Behind this shockingly high figure, however, lay the fates of 100,000 individuals, for instance that of Eric Kandel, who had to leave Vienna at the age of nine after the Nazis had seized power. Sebastian Kurz reminded the audience that Nobel Prize winner Kandel was recently awarded an honorary doctorate from the Medical University of Vienna and that Kandel "has found his peace with our country." Today, the young generation must above all be grateful to those who rebuilt Austria after the war, said the Federal Chancellor, "because the prosperity that we are able to experience today is built on the hard work of the post-World War II generation."
Since 1945, Austria has developed into a strong democracy that contributes a great deal to stability and balance in Europe, he continued. " Therefore, our task today, 73 years after the liberation of Austria, is to continuously develop our country and also Europe in this spirit so that peace, democracy and the rule of law are safeguarded on our continent for all time," said Federal Chancellor Sebastian Kurz.
The strong belief in Austria, in the emotional ties to one's home country and in autonomy has "nothing to do with nationalism but with identity, self-confidence and individual responsibility," said Vice-Chancellor Heinz-Christian Strache in his speech. "We have a responsibility to the victims of the Third Reich but also towards subsequent generations that nothing like this can ever take place in our history again.
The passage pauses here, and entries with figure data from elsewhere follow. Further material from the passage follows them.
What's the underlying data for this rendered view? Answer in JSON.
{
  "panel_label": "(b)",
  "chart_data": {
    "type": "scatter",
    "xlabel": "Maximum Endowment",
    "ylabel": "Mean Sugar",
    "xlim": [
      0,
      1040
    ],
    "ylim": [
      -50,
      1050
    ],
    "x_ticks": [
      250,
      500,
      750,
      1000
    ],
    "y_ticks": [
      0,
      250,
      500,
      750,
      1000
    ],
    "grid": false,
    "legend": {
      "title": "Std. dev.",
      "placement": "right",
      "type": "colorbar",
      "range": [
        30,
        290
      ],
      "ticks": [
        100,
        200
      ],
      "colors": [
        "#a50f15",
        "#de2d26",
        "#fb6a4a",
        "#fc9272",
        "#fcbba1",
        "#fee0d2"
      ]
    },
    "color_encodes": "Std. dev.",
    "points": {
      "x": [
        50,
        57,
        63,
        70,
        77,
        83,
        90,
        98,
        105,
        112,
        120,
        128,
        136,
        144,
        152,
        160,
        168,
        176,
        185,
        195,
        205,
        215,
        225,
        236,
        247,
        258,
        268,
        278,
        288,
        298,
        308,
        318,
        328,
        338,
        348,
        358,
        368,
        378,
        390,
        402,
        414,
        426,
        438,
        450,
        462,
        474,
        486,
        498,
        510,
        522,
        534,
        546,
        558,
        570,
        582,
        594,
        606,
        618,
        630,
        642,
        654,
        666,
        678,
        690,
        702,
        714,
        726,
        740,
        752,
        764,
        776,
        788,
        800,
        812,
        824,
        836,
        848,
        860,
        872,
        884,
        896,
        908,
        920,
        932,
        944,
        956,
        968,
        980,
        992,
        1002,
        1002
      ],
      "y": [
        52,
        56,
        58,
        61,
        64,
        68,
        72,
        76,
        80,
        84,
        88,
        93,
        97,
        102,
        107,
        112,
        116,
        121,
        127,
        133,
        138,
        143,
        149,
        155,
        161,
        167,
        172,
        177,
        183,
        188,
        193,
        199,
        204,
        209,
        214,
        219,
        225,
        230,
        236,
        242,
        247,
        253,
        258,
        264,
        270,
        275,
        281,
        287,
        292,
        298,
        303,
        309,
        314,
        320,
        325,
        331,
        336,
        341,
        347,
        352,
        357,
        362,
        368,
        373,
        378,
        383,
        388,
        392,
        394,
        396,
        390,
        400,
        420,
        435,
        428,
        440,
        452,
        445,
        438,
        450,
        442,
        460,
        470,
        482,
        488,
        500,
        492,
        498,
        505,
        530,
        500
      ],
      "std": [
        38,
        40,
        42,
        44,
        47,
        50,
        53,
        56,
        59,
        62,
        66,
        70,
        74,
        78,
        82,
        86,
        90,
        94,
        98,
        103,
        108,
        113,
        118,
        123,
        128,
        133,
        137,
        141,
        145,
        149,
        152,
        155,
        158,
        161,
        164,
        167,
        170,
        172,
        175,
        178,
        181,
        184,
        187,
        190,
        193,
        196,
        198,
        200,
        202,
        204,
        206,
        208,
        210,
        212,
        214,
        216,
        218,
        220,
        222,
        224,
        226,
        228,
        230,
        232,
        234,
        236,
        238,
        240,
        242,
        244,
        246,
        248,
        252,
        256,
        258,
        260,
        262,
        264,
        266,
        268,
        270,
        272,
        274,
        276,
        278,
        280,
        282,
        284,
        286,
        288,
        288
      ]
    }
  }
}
Antisemitism is a malevolent spirit that is not just present here and there in the population but that has also been imported. We all need to take action here," continued the Vice-Chancellor.
In his speech, Arik Brauer reminded the audience of how the tragedy of the Second World War unfolded and how to deal with guilt. "The loser was an ideology that had been inhumane and aggressive from the start. The winner was the universal need to live in peace. Democracy won out over dictatorship," concluded Brauer.